The sardonic, put-upon palace manager Agnes (Andrea Riseborough) hires a “personal water diviner,” the hulking and troubled soldier Herbert Zubak (Matthias Schoenaerts), to follow Elena around with a hydrometer checking potential mold levels everywhere she goes. She wants him around, seeing in his apparent brutishness a kind of embodiment of the “folk” values of her country. But he’s called “the Butcher” by the disdainful minister of finance Susan Goin (Pippa Haywood), because he’s one of the disgraced military men who took part in a massacre of striking miners.
Elena is convinced she and Herbert are meeting in their dreams and have already established a significant relationship, if only he can achieve a “graceful state of mind.”
His survival in his new role, or perhaps an expanded one as Elena’s chief adviser and protector, depends on his ability to decode what she means by that and what, ultimately, she wants from him. But since you can’t go wrong flattering people in power and telling them that they’re enormously courageous and brilliant and great and just need to demonstrate those qualities forcefully to the world, it’s not really much of a puzzler what he needs to do.
“You’re nobody,” she tells him, but offers this reassurance: “You are the only one who can tell me what the nobodies want.”
That’s her way of referring to the nation’s citizens. It’s a volatile, irrational, ignorant, desire-based system all around.
Obviously, the series is intended to make us recognize the parallels to our own slowly collapsing empire. I wouldn’t even mention this except it’s so incredible how viewers don’t pick up clues from film and television works frantically signaling, “This is also about us right now.” On social media, I see people complaining that The Zone of Interest gets boring because it keeps showing us repeatedly that the World War II–era Germans sure did suffer from the banality of evil. Just those genocidal Germans, nobody else, certainly not us Israel Defense Forces–supporting, progenocide Americans right here, right now.
Series writer Will Tracy, who claims to read books about crumbling autocracies for recreation, acknowledges that typically “by reading about those sorts of regimes where everything collapses, you can kind of prepare yourself maybe for the same conditions appearing in your own country and in your own life.”

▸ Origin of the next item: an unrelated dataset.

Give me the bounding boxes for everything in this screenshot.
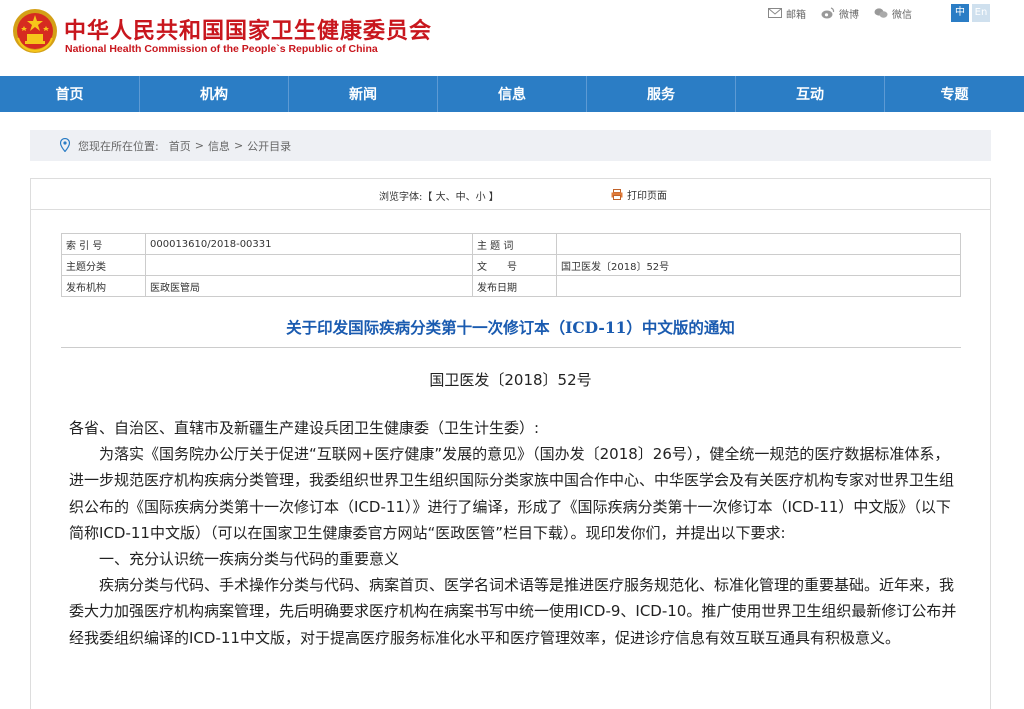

But personally, he also admits that such reading relaxes him:
I also think there’s just something to, you know, when you’re reading about the siege of Leningrad before bed and you turn off the light and rest your head on the pillow, you know, your problems don’t seem so big anymore, do they? . . . I tend to drop right off to sleep.
In short, while I enjoy watching Winslet’s addled grandstanding as the increasingly unbalanced chancellor, I’m not at all sold on the series. There’s the usual lack of politics in this political satire, which is vague about most policies of typical right-wing despots. The Regime so far seems to be a detailed portrait of a lone madwoman in power.
Of course, the series can still pick up steam in episodes to come. There are some intriguing casting choices. Hugh Grant will be playing the previous chancellor, a left-wing challenger to Elena’s authority who’s imprisoned but still dangerously influential. And Martha Plimpton will arrive in the role of the US secretary of state, trying to protect American interests in the region. There are the Central European country’s cobalt mines that would be profitable to control, so at least that episode promises to rip into the United States’ predatory neocolonial relationship to the natural resources in financially struggling countries.
It’s worth taking a look at a few more episodes.